In total, 735 inspections were carried out over two periods (see table below). During the first period, a broad communication on the biocides regulation was disseminated in order to inform new manufacturers, so that they would quickly bring their recent products up to the required standards. The Environmental Inspectorate of the FPS Health checked the online and physical sales of disinfectants and hydroalcoholic gels. Checks were carried out at manufacturer's sites and in supermarkets, shops, pharmacies, and in particular places of use like schools. The inspectors checked the composition of the products, their authorisation for sale in Belgium, their labelling and whether the use of these products complied with the regulations. Despite a high number of infringements in the first half of the year, this number was even higher in the second period, from 43% to 58%, in spite of extensive communication efforts. The lack of authorisation remains the most common infringement.
|Period||Inspection Sites||Total||Infringements||Compliant||Percentage of infringements|
|09/03 - 30/06/2020||manufacturers, vendors, e-commerce||321||139||182||43%|
|01/07 - 31/12/2020||manufacturers, vendors, e-commerce||338||197||141||58%|
|01/07 - 31/12/2020||Schools||30||8||22||26%|
|01/07 - 31/12/2020||Import (Customs)||16||10||6||62%|
In 2019, the inspections concerned biocides used against the Legionella bacteria and those used in hospital environments. Clothing that had been subject to a biocidal treatment was also checked. Furthermore, the inspections targeted the phytosanitary products used and sold by horticulturists. Inspectors visited biocide users in the field of disinfection, rat extermination and insect extermination. The campaign on e-commerce that was started in 2018, was continued in 2019.

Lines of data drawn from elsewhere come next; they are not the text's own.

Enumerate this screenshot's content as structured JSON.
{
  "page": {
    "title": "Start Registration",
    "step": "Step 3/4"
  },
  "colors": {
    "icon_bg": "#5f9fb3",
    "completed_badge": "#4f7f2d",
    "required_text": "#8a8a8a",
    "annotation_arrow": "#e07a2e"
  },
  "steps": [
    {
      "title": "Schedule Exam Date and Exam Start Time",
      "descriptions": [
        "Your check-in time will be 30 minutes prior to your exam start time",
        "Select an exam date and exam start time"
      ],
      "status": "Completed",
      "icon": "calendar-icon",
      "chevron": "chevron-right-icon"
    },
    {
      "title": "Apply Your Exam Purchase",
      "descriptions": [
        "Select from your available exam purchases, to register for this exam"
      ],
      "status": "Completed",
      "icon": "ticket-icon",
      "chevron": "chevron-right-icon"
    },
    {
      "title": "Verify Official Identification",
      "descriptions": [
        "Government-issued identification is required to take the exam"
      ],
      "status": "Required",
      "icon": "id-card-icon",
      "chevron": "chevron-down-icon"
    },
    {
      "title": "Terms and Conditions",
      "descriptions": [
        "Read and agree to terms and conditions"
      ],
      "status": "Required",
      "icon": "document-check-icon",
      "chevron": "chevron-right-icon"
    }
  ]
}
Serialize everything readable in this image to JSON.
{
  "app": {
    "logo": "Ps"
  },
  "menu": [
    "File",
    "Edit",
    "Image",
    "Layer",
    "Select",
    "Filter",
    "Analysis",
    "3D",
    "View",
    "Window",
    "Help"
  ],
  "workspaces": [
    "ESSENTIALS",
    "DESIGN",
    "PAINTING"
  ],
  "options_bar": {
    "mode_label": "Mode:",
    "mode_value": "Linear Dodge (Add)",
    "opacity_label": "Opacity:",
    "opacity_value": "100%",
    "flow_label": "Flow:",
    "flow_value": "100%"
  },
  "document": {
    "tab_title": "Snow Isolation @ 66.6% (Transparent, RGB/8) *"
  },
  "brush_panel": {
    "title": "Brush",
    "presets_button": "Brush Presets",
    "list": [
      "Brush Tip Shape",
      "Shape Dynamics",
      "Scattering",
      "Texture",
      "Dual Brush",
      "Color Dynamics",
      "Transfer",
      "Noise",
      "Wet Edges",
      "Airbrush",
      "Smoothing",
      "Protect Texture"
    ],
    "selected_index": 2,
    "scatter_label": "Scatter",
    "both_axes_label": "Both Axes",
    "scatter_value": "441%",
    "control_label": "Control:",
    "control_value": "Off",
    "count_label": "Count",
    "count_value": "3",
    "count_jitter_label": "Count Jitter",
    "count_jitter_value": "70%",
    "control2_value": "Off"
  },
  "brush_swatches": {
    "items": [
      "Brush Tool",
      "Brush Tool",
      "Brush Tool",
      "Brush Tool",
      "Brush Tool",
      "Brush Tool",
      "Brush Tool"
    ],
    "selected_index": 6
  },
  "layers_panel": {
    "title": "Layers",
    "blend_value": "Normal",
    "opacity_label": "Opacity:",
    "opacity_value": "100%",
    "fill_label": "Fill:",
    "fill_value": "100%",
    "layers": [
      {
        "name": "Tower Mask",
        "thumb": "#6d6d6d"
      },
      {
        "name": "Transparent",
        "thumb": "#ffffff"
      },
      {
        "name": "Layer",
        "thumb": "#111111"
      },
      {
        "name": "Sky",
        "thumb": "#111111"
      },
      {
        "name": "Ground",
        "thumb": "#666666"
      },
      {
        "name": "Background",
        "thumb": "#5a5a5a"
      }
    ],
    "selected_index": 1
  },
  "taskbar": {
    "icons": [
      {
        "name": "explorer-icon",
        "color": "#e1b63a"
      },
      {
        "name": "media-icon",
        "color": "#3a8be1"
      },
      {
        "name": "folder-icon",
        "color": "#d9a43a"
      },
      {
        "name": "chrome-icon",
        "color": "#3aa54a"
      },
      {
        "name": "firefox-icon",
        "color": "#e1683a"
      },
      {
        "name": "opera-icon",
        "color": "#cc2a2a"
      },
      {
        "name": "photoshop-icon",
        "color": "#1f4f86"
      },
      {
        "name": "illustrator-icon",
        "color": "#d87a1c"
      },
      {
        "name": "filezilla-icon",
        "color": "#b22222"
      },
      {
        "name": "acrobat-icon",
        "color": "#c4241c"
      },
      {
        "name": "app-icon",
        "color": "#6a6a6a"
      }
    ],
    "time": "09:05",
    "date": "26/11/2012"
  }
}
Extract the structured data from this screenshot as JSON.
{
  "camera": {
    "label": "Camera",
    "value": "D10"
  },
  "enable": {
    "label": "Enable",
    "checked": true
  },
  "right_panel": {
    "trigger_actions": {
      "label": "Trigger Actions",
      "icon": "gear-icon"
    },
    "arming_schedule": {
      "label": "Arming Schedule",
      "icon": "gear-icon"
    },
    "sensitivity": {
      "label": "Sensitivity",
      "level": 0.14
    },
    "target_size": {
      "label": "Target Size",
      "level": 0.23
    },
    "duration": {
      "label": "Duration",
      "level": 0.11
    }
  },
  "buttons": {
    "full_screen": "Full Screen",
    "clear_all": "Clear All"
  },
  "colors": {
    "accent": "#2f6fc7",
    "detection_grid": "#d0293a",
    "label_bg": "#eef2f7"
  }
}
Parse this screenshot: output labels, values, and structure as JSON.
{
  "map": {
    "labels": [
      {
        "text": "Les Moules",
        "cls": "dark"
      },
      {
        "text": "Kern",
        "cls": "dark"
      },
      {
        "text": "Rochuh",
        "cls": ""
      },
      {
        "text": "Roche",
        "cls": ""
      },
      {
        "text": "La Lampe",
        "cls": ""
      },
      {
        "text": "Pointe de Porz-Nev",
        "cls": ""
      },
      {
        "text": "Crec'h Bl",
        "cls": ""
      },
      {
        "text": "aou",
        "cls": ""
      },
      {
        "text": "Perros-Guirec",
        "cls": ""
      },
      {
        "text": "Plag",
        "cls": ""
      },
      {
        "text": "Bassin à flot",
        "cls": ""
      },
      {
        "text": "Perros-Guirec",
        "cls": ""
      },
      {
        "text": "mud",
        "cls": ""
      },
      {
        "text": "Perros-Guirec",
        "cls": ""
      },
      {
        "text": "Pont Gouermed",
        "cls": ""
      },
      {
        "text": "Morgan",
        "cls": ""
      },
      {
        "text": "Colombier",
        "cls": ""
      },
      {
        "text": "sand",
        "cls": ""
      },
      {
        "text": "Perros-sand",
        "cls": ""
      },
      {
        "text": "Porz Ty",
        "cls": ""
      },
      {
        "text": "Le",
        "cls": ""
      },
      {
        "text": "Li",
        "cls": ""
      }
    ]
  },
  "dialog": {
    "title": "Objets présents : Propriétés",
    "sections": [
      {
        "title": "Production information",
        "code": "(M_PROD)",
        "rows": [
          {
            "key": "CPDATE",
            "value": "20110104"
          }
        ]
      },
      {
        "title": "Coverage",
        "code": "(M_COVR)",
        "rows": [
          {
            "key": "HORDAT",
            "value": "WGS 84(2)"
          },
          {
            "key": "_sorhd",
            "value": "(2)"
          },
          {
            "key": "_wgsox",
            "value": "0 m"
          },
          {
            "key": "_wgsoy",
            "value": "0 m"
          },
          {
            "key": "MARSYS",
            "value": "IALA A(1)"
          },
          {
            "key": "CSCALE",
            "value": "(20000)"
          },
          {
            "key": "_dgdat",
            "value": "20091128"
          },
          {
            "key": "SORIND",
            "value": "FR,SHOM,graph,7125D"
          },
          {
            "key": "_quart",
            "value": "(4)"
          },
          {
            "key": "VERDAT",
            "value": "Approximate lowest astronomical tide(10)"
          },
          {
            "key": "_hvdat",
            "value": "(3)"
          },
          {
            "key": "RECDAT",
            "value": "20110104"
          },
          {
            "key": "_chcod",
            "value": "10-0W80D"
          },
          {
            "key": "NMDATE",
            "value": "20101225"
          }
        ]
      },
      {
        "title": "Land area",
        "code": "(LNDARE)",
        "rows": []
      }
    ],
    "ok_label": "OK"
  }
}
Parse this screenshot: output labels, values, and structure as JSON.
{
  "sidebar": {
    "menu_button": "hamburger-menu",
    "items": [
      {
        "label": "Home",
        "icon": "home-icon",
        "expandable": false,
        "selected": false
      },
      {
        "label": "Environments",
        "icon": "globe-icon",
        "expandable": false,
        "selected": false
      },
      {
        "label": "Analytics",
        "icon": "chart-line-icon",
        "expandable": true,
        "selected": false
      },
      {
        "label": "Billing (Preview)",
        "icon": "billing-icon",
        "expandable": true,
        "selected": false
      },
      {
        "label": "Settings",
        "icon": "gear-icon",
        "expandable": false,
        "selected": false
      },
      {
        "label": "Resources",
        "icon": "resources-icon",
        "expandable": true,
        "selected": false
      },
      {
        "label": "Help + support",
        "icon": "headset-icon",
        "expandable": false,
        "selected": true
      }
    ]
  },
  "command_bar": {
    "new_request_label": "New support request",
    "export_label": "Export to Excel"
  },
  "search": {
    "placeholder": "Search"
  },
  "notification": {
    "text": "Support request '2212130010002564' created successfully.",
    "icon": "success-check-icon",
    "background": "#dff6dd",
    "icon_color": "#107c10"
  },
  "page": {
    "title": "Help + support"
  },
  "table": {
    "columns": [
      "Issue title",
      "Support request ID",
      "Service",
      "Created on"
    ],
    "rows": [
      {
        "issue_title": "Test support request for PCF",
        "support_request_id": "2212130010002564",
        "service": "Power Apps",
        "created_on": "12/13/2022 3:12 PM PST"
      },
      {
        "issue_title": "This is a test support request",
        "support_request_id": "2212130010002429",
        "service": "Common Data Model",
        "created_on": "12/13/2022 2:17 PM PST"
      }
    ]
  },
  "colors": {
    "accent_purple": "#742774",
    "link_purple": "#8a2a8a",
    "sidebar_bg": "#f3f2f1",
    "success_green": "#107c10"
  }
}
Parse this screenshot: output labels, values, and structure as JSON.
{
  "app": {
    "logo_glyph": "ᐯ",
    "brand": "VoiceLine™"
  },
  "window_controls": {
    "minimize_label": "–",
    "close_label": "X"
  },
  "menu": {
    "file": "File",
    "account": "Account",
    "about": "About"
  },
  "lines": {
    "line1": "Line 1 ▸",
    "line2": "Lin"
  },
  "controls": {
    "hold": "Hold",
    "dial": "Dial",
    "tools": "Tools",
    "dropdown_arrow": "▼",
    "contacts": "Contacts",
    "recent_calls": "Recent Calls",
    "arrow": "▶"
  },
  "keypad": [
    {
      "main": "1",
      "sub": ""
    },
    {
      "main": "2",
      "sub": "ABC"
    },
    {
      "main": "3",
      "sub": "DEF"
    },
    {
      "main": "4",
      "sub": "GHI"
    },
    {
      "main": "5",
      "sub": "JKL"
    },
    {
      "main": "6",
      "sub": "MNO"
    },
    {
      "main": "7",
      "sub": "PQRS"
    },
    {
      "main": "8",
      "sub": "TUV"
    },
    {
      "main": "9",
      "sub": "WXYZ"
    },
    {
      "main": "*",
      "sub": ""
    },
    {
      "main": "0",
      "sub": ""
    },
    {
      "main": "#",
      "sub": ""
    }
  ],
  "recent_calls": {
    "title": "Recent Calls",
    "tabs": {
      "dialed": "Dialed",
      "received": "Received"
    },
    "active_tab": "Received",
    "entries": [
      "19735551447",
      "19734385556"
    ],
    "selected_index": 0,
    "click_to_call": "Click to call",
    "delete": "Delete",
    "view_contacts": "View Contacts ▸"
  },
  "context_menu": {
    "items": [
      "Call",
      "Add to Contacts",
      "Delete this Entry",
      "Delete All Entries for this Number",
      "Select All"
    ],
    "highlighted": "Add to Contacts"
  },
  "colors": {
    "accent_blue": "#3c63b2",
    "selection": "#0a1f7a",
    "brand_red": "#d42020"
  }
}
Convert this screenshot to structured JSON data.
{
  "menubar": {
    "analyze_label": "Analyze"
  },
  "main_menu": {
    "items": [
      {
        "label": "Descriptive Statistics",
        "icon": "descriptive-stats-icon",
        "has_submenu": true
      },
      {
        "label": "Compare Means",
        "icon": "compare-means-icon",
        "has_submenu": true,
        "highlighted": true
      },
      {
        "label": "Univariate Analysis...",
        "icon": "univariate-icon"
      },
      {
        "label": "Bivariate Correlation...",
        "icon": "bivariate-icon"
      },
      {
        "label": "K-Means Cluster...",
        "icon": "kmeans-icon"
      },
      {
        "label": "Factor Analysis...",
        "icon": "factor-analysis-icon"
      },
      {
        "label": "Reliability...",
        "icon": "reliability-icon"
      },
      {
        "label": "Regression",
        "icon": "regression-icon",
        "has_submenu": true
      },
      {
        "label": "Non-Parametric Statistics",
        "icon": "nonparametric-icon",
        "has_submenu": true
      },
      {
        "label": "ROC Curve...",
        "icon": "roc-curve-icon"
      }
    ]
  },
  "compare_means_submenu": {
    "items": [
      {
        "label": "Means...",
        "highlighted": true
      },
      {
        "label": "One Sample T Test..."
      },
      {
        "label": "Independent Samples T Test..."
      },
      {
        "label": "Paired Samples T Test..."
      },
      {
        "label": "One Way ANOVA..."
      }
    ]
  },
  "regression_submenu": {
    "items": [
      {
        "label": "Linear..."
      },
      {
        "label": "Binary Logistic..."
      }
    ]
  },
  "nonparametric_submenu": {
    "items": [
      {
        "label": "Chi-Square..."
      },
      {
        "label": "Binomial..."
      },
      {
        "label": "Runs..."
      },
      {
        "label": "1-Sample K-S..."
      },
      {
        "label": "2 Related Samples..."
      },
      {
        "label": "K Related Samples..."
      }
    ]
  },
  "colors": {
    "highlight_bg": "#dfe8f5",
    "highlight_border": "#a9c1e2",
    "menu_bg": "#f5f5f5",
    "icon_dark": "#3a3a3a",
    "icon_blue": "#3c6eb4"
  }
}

In 2018, the phytolicences awarded to non-professional users were targeted. The closed circuit biocides used by professionals (approved sellers and users) were inspected and analyses were carried out on disinfecting biocidal products. Inspections were also conducted on biocidal and phytosanitary products offered for sale through e-commerce. In addition, the campaign regarding biocides used in the production of drinking water launched in 2017 continued.
In 2017, the market surveillance targeted a wide variety of products, like anti-algae products, biocidal products used in children's nurseries, biocides used in the production of drinking water, insecticides and repellent products sold for the equestrian sector.